Portland brick building owners seek to block quake warning sign ordinance permanently

Unreinforced masonry building (URM) warning sign

An earthquake warning sign hangs on an unreinforced masonry building in North Portland. The signs aren't yet required for most buildings under a city ordinance, and a lawsuit aims to keep it that way.Elliot Njus/Staff

Owners of brick buildings hope this week to permanently shut down a Portland city ordinance that would require warning signs on brittle brick buildings that are especially vulnerable to earthquakes.

The building owners are asking a federal judge to make permanent an order that prevents the city from enforcing its ordinance, which has been amended several times since it first passed in October. The rule would require building owners to post the placards by November 2020.

It’s the latest in the back-and-forth over the signs, the city’s strongest response to date over the risk of a major earthquake in a region where smaller earthquakes are rare and there’s been little incentive for building owners to make expensive safety upgrades on their own.

U.S. Magistrate Judge John Acosta has already prevented the city from enforcing the rule while he weighs building owners’ argument that it’s unconstitutional. This week, he’ll hear arguments from building owners and city officials before making a final decision.

Portland is believed to have more than 1,600 vulnerable brick buildings, among them restaurants, churches, apartments, performance venues and schools. Seismic experts, meanwhile, say the city has about a one in four chance of suffering a major 8.0-or-greater earthquake in the next 50 years.

The building owners have said it’s a free speech issue because the city is forcing building owners to promote its message. They also said the city has denied them the right to due process by putting their buildings on a list of “unreinforced masonry buildings” without sufficient evidence or opportunities to appeal.

Walt McMonies, who spent $1.1 million retrofitting his Trinity Place Apartments but which falls just short of being exempt from the placarding agreement, represents the Masonry Building Owners of Oregon, a plaintiff in the case.

He testified Tuesday that the signs are misleading because they don’t differentiate between a building that’s substantially reinforced like his and one that’s had no upgrades at all.

“I think I’m lying” by posting the placard, he said.

Building owners stand to lose tenants — in apartments, offices and storefronts — who are uncomfortable living or working in a vulnerable building, or who feel their customers might be wary of entering the building. They also face astronomical costs to retrofit the buildings and say they would as likely be forced to sell to a developer who would tear it down.

They have argued for public assistance in funding the retrofits, and the city has vowed to push for a state program to address the issue.

But meanwhile, attorneys for the city argued it’s well within the city’s rights to require signs that city officials say will promote public safety.

“Unreinforced masonry buildings are more dangerous to their occupants and passersby than any other kind of structure,” said Deputy City Attorney Denis Vannier. “There is no reasonable dispute over these dangers.”

Attorneys for the city compared the placards to lighted exit signs required under fire codes or no-smoking signs posted near building entrances under state law.

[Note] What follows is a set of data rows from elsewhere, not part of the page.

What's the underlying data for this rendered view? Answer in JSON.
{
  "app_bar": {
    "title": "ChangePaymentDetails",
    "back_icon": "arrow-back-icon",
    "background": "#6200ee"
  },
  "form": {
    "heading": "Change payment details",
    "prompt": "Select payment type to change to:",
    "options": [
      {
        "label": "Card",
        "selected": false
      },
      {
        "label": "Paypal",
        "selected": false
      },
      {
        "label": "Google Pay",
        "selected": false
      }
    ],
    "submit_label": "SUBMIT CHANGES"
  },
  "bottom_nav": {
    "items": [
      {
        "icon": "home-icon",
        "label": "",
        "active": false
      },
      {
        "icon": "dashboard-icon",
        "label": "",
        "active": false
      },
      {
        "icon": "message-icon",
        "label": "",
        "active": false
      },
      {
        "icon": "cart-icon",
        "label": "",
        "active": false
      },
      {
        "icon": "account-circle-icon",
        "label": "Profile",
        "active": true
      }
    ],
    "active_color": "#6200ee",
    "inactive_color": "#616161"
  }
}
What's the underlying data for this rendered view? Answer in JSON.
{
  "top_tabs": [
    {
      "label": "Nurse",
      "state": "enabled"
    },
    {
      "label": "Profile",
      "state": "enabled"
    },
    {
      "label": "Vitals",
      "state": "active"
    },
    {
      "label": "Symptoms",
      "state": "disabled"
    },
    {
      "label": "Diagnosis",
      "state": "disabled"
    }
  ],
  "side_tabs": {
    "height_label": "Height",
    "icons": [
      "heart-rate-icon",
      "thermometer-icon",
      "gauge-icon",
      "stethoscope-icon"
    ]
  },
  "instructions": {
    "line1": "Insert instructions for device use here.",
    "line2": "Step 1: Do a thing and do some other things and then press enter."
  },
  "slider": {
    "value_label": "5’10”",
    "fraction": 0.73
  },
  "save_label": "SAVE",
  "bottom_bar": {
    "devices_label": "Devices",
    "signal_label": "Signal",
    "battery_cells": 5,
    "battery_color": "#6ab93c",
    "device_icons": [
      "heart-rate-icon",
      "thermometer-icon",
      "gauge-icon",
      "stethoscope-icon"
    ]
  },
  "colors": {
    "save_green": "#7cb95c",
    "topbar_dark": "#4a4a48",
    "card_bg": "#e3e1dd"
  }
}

Among the Portland officials called to testify was retired City Commissioner Dan Saltzman, a key architect of the ordinance who oversaw the city’s Bureau of Emergency Management.

John DiLorenzo, an attorney for the building owners, pressed Saltzman on statements he made in City Council meetings and to the press indicating a desire for the placards to put pressure on building owners to make seismic upgrades.

Saltzman seemed to affirm those statements, acknowledging the ordinance might make tenants avoid unreinforced masonry buildings and push landlords to retrofit or demolish the buildings in response.

“The purpose of the ordinance was to give people information in the belief that when people have information they make better decisions,” Saltzman said.

That could bolster the building owners’ free speech argument. DiLorenzo said the city avoided politically unpopular mandates that could achieve its goals, instead turning to the more constitutionally problematic approach of compelling speech through placards. Courts have previously held that governments should first exhaust options that don’t infringe on speech, DiLorenzo said.

The ordinance has also attracted opposition from the National Association for the Advancement of Colored People because it would affect a large number of predominately black churches and other buildings in historically black neighborhoods. Its enforcement, the organization said, would further the displacement of black residents and businesses from those neighborhoods that has resulted from other city policies.

City Commissioner Jo Ann Hardesty earlier this year directed the Portland Fire Bureau, which she oversees, not to enforce the ordinance, and Acosta later ordered the city not to enforce it at all. (The city Bureau of Development Services, overseen by Mayor Ted Wheeler, also plays a role in enforcing the ordinance.)

Hardesty later proposed to tweak the ordinance, delaying it until November 2020 for non-government buildings. She also eliminated a requirement that earthquake warnings be memorialized in residential leases and in county property records. A warning would be required on rental applications instead.